Today, there are two ways to develop a kernel for another language. Wrapper kernels reuse the communications machinery from IPython, and implement only the core execution part. Native kernels implement execution and communications in the target language:

../_images/other_kernels.png

Wrapper kernels are easier to write quickly for languages that have good Python wrappers, like octave_kernel, or languages where it’s impractical to implement the communications machinery, like bash_kernel. Native kernels are likely to be better maintained by the community using them, like IJulia or IHaskell.

Notebooks

The Notebook frontend does something extra. In addition to running your code, it stores code and output, together with markdown notes, in an editable document called a notebook. When you save it, this is sent from your browser to the notebook server, which saves it on disk as a JSON file with a .ipynb extension.

../_images/notebook_components.png

The notebook server, not the kernel, is responsible for saving and loading notebooks, so you can edit notebooks even if you don’t have the kernel for that language—you just won’t be able to run code. The kernel doesn’t know anything about the notebook document: it just gets sent cells of code to execute when the user runs them.

Exporting to other formats

The Nbconvert tool in IPython converts notebook files to other formats, such as HTML, LaTeX, or reStructuredText. This conversion goes through a series of steps:

../_images/nbconvert.png
  1. Preprocessors modify the notebook in memory. E.g. ExecutePreprocessor runs the code in the notebook and updates the output.
  2. An exporter converts the notebook to another file format.

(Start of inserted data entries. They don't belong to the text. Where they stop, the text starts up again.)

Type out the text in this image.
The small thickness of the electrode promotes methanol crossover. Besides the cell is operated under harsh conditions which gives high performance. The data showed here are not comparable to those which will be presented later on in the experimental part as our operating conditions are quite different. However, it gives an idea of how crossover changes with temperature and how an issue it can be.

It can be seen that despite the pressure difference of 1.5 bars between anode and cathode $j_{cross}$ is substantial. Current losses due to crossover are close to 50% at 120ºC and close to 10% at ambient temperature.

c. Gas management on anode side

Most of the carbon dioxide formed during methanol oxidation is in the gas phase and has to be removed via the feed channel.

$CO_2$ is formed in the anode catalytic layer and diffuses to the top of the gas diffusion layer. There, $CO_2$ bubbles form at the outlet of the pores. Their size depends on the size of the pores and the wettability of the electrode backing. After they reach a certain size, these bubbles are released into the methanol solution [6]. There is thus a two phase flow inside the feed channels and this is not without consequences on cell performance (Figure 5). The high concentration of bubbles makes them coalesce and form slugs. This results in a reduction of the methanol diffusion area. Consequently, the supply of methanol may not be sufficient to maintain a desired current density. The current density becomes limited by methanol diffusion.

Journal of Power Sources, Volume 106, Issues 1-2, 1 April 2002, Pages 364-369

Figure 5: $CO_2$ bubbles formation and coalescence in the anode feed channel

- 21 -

Most of the exporters use templates for this.
  3. Postprocessors work on the file produced by exporting.

The nbviewer website uses nbconvert with the HTML exporter. When you give it a URL, it fetches the notebook from that URL, converts it to HTML, and serves that HTML to you.

IPython.parallel

IPython also includes a parallel computing framework, IPython.parallel. This allows you to control many individual engines, which are an extended version of the IPython kernel described above. For more details, see Using IPython for parallel computing.